P (A ∩ B) = P (a) * P (B | A) or P (A ∩ B) = P (B) * P (A | B)

 

The formula above deformation can be found:

 

P (A | B) = P (a) * P (B | A)/P (B)

 

This is the conditional probability formula, where:

P (A | B) occurs when Event B occurs.Conditional ProbabilityBecause this value is affected by B, it is called"Posterior Probability".

P (A) is called event.Anterior Probability(OrEdge ProbabilityIt does not take into account event B. When using Bayesian theorem, this value is known (a value estimated based on the situation ).

P (B | A)/P (B) can be understood as a probability factor, which is a supplement to the prior probability, so that the result is closer to the true probability..

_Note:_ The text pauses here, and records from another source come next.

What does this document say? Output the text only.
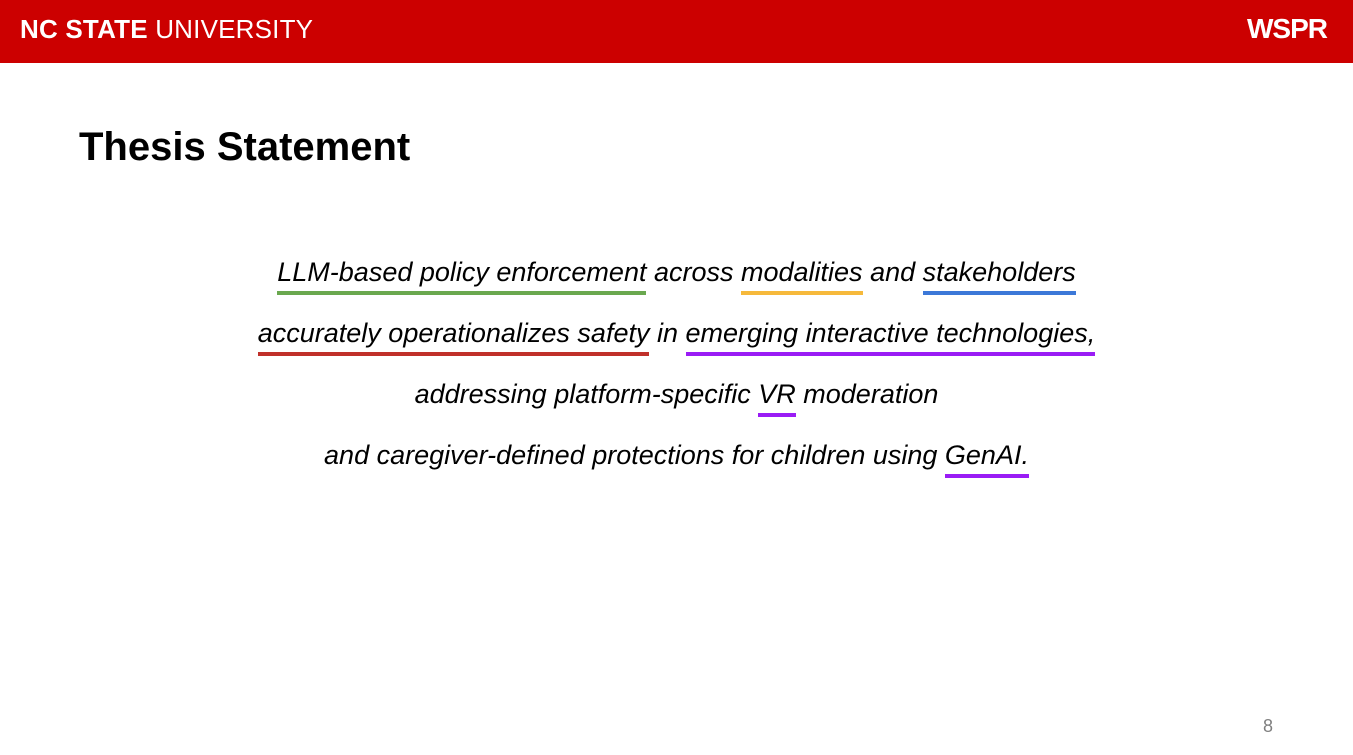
NC STATE UNIVERSITY	WSPR
Thesis Statement
LLM-based policy enforcement across modalities and stakeholders
accurately operationalizes safety in emerging interactive technologies,
addressing platform-specific VR moderation
and caregiver-defined protections for children using GenAI.
8
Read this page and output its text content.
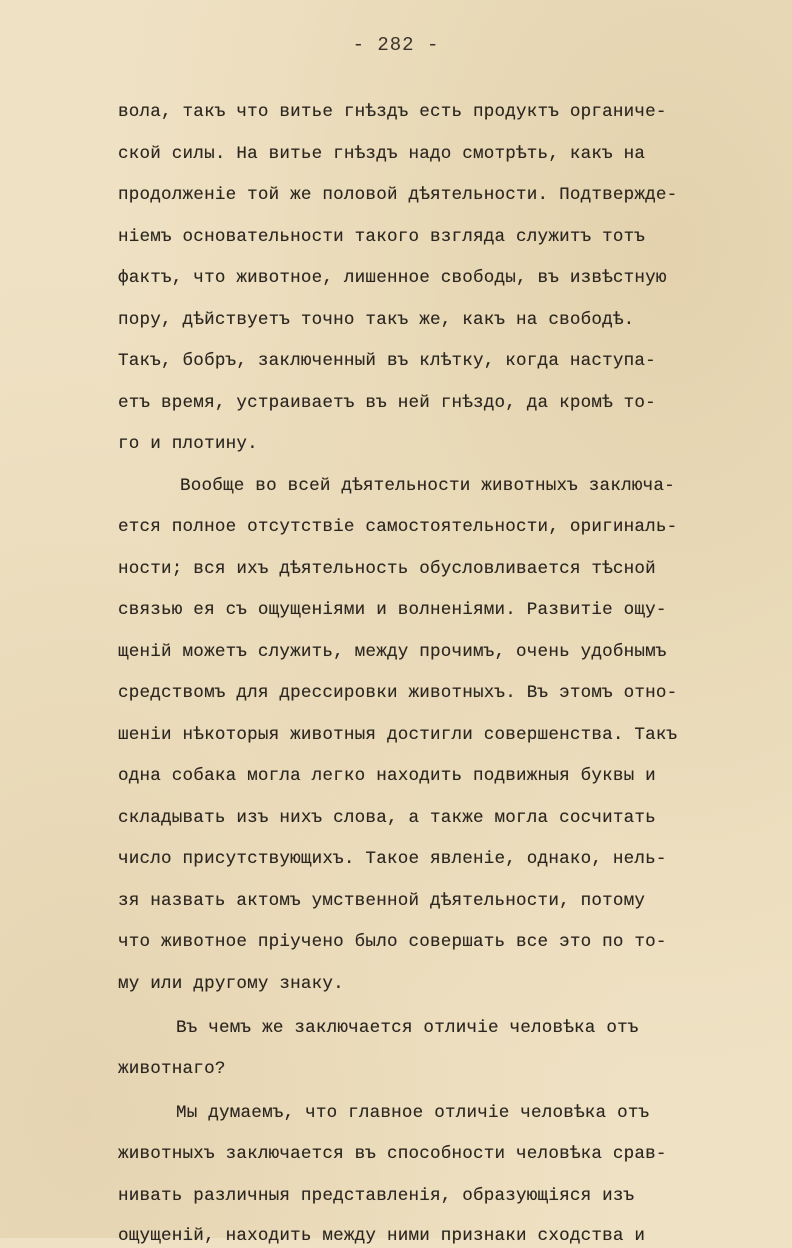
- 282 -

вола, такъ что витье гнѣздъ есть продуктъ органиче-

ской силы. На витье гнѣздъ надо смотрѣть, какъ на

продолженіе той же половой дѣятельности. Подтвержде-

ніемъ основательности такого взгляда служитъ тотъ

фактъ, что животное, лишенное свободы, въ извѣстную

пору, дѣйствуетъ точно такъ же, какъ на свободѣ.

Такъ, бобръ, заключенный въ клѣтку, когда наступа-

етъ время, устраиваетъ въ ней гнѣздо, да кромѣ то-

го и плотину.

Вообще во всей дѣятельности животныхъ заключа-

ется полное отсутствіе самостоятельности, оригиналь-

ности; вся ихъ дѣятельность обусловливается тѣсной

связью ея съ ощущеніями и волненіями. Развитіе ощу-

щеній можетъ служить, между прочимъ, очень удобнымъ

средствомъ для дрессировки животныхъ. Въ этомъ отно-

шеніи нѣкоторыя животныя достигли совершенства. Такъ

одна собака могла легко находить подвижныя буквы и

складывать изъ нихъ слова, а также могла сосчитать

число присутствующихъ. Такое явленіе, однако, нель-

зя назвать актомъ умственной дѣятельности, потому

что животное пріучено было совершать все это по то-

му или другому знаку.

Въ чемъ же заключается отличіе человѣка отъ

животнаго?

Мы думаемъ, что главное отличіе человѣка отъ

животныхъ заключается въ способности человѣка срав-

нивать различныя представленія, образующіяся изъ

ощущеній, находить между ними признаки сходства и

Therefore, the Bayesian theorem can be expressed:

Posterior Probability = prior probability * likelihood factor

Generally, when Bayesian theorem is used, a prior probability is first estimated, and the following probability factor is calculated based on the statistical data. If the probability factor is <1, the probability of event occurrence is reduced (lower than the prior probability ), if the probability factor is greater than 1, it indicates that the probability of event occurrence increases (higher than the prior probability). If the probability factor is equal to 1, it indicates that event B has no effect on the probability of event.

 

Note: When Bayesian theorem is used, the richer the statistical data, the closer the calculation result is to the actual probability! That is to say, in the process of application, even if the calculation result is not accurate at the beginning, but with the increase of statistical data, the possibility factor will be constantly adjusted (calibration, this process is also called the training process ), the calculation results are constantly corrected to the true probability.

 

II. Application:

According to the following statistics, a man has a sore throat. What is the probability of pharyngitis?

Gender	Symptom	Cause
Male	Sore throat	Catch a cold
Female	Fever	Catch a cold
Male	Sore throat	Pharyngitis
Female	Fever	Pharyngitis
Female	Fever	Catch a cold
Female	Sore throat	Pharyngitis

 

According to Bayesian theorem, we can regard "gender", "Symptom", and "cause" as events, the problem is that the gender is the probability of pharyngitis when the male and the symptoms are sore throat, that is, P (pharyngitis | male × sore throat ).

According to the Bayes Theorem, we can get the following:

P (pharyngitis | male × sore throat) = P (pharyngitis) × P (male × sore throat | pharyngitis)/P (male * sore throat)

Assume that "gender" and "Symptom" are independent of each other, then:

P (pharyngitis | male × sore throat) = P (pharyngitis) × (P (male | pharyngitis) × P (sore throat | pharyngitis)/(P (male) × P (sore throat ))

Where p (pharyngitis) isAnterior Condition, (P (male | pharyngitis) × P (sore throat | pharyngitis)/(P (male) × P (sore throat) is the likelihood factor, assume that the probability of pharyngitis is 50%. Based on the above data, the calculation result is:

P (pharyngitis | male x sore throat) = 0.50 × (0.33 × 0.67)/(0.33 × 0.50) = 0.67

The calculation result shows that the probability of the man suffering from pharyngitis is 67%.

If we add another record:

Gender	Symptom	Cause
Male	Sore throat	Pharyngitis

The calculation result is:

P (pharyngitis | male x sore throat) = 0.50 × (0.50 × 0.75)/(0.43 × 0.57) = 0.77

It can be seen that as the statistical data increases, the calculation result is closer to the actual probability.